As for potential future approaches, interleukin 22 (IL-22), a hepatoprotective cytokine, shows promise although most data are from mouse models [49,50]. IL-22 is produced by activated TH17, TH22, and γδT cells, but its receptor is present mainly on hepatocytes. A study in a chronic binge ethanol-fed mouse model showed that treatment with recombinant IL-22 improved liver injury and hepatic oxidative stress while no significant side effects were observed [49]. On the other hand, IL-17 produced by TH17 cells is involved in inducing inflammation. The number of IL-17+ cells is significantly increased in alcoholic liver disease. Therefore a strategy of blocking IL-17 in conjunction with augmenting IL-22 could provide a more efficient method in treating alcoholic hepatitis [51].

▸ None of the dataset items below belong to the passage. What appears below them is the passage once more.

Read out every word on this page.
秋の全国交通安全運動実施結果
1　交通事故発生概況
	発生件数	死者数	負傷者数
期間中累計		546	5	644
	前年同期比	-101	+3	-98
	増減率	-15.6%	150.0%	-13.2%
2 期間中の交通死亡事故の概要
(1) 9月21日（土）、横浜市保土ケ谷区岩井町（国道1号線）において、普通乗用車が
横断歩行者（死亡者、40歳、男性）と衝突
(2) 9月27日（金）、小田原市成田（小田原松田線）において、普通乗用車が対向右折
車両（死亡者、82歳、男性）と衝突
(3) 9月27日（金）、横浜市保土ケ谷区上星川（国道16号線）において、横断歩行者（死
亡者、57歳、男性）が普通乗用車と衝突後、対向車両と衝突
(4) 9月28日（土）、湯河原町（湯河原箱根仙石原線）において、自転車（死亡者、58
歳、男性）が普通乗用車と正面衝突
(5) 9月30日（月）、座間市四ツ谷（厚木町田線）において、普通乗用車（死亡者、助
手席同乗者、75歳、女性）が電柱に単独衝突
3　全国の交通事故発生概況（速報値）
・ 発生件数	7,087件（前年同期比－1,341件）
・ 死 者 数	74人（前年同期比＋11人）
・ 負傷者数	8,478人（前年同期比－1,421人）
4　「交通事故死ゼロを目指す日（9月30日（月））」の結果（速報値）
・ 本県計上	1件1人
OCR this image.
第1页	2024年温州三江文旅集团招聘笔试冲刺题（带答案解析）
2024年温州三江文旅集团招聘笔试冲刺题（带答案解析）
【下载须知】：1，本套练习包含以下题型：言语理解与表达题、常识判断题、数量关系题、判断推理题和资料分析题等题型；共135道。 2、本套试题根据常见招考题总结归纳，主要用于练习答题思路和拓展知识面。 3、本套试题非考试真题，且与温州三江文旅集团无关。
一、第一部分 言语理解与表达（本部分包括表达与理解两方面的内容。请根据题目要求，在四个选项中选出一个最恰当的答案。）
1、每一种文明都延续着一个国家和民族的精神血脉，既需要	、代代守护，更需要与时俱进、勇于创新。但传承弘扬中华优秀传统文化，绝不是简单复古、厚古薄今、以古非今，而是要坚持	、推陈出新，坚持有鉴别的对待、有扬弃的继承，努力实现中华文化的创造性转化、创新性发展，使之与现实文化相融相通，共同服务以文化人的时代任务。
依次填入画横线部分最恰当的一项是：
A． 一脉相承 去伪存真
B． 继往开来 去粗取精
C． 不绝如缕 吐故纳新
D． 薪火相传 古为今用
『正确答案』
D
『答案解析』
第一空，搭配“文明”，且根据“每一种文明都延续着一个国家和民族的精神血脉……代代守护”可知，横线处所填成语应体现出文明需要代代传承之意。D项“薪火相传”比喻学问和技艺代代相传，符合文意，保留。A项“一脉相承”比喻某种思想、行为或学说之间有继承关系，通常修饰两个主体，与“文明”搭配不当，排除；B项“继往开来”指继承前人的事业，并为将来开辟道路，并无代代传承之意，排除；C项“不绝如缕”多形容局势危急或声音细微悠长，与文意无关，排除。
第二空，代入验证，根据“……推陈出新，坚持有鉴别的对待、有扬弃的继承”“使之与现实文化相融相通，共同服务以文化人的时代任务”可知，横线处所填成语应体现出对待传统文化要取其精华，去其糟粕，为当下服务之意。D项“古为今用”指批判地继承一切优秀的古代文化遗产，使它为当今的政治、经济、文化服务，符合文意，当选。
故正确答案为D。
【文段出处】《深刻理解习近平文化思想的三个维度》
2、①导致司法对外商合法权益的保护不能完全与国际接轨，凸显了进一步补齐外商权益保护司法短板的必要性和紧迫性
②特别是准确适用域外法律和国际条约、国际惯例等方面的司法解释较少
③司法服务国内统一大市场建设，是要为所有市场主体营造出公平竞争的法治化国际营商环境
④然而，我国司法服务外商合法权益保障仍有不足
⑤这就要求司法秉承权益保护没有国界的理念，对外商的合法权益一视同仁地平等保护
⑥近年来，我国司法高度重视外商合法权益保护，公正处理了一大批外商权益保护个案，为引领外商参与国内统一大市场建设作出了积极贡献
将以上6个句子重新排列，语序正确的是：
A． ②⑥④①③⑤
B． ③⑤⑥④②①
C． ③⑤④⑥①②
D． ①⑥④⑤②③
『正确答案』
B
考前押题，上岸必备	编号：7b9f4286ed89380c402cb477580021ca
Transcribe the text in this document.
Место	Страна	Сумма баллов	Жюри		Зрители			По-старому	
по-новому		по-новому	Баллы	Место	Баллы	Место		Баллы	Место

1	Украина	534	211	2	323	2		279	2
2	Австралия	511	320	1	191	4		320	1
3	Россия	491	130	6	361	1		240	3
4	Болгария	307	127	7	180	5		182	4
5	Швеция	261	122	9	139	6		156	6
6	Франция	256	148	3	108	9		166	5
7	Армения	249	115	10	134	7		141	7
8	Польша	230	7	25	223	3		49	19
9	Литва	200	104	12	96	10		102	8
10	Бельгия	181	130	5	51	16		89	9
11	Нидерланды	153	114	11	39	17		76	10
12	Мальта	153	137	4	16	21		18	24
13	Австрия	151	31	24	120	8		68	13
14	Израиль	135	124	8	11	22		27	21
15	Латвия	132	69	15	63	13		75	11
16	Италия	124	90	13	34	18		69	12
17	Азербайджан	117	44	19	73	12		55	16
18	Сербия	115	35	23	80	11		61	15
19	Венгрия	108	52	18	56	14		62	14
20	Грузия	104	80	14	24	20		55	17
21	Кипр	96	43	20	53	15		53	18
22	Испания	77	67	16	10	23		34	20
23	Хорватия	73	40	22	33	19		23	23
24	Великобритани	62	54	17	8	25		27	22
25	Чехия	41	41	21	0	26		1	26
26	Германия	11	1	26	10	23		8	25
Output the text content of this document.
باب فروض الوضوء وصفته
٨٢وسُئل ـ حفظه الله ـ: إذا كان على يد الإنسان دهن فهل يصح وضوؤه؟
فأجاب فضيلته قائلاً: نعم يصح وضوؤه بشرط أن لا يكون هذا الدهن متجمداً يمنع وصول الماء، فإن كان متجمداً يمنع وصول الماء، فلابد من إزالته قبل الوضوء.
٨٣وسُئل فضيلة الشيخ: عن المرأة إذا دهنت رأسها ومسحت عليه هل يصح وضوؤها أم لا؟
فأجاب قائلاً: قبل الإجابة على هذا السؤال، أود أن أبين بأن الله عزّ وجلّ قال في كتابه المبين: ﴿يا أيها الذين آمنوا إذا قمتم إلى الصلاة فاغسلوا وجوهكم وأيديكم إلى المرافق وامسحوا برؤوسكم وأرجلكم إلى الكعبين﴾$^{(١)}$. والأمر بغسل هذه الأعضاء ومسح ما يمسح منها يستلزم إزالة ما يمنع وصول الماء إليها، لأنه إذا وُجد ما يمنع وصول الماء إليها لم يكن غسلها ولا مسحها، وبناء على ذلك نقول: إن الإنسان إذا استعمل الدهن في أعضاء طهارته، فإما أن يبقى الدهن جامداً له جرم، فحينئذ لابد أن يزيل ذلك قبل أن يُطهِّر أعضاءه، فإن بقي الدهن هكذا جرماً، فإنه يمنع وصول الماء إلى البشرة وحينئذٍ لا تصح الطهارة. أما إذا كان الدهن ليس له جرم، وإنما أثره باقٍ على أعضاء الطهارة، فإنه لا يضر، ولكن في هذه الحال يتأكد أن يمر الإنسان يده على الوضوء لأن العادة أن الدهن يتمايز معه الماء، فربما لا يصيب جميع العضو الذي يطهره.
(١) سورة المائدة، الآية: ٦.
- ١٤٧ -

Other molecular targets include IL-1 that was shown to have a significant role in alcoholic injury in mice [52,53]. Anakinra, an interleukin 1 receptor antagonist is being evaluated in a clinical trial for severe alcoholic hepatitis (defined as a MELD score ≥ 21). The patients are randomized to receive either methylprednisolone or a combination of anakinra, pentoxifylline, and zinc (, AH/NCT01809132). Another trial is studying Rilonacept in alcoholic hepatitis (AH/NCT01903798). As apoptosis or necroptosis are important features of alcoholic hepatitis, Emricasan, an orally active caspase protease inhibitor, is being tested in a phase 2 clinical trial in patients with severe alcoholic hepatitis (NCT01912404).

Salvage liver transplantation in highly selected patients with severe alcoholic hepatitis has been shown to improve survival significantly [54]. Currently, however, a minimum of six months of abstinence from alcohol use and Alcoholic Anonymous (AA) attendance are required for patients with alcoholic liver disease therefore this approach is not available at most transplant centers. Careful studies on the potential of recidivism with a multidisciplinary approach would be required to further evaluate this option.

5. Conclusions and Future Perspectives

There is an urgent need to develop unifying criteria and algorithms to diagnose alcoholic hepatitis. As there are several other clinical entities that can have similar presentation; more consideration to liver biopsies should be given to guide treatment decisions. Developing serum biomarkers would facilitate the screening of patients who are at risk for alcoholic hepatitis. Future studies should target patients that have similar outcomes to better delineate factors that may play a role in response to steroids vs. partial or no response. Treatment strategies have to be broadened with new, more potent drugs approved and therapies individualized. To achieve this it is essential to develop better animal models. Reversing innate immune responses, limiting inflammatory cascades, improving regeneration and reversing gut dysbiosis could potentially lead to successful combined treatment approaches.


Supported by the NIH DK083283 and VA Merit 01BX002418.

Conflicts of Interest

The author declares no conflict of interest.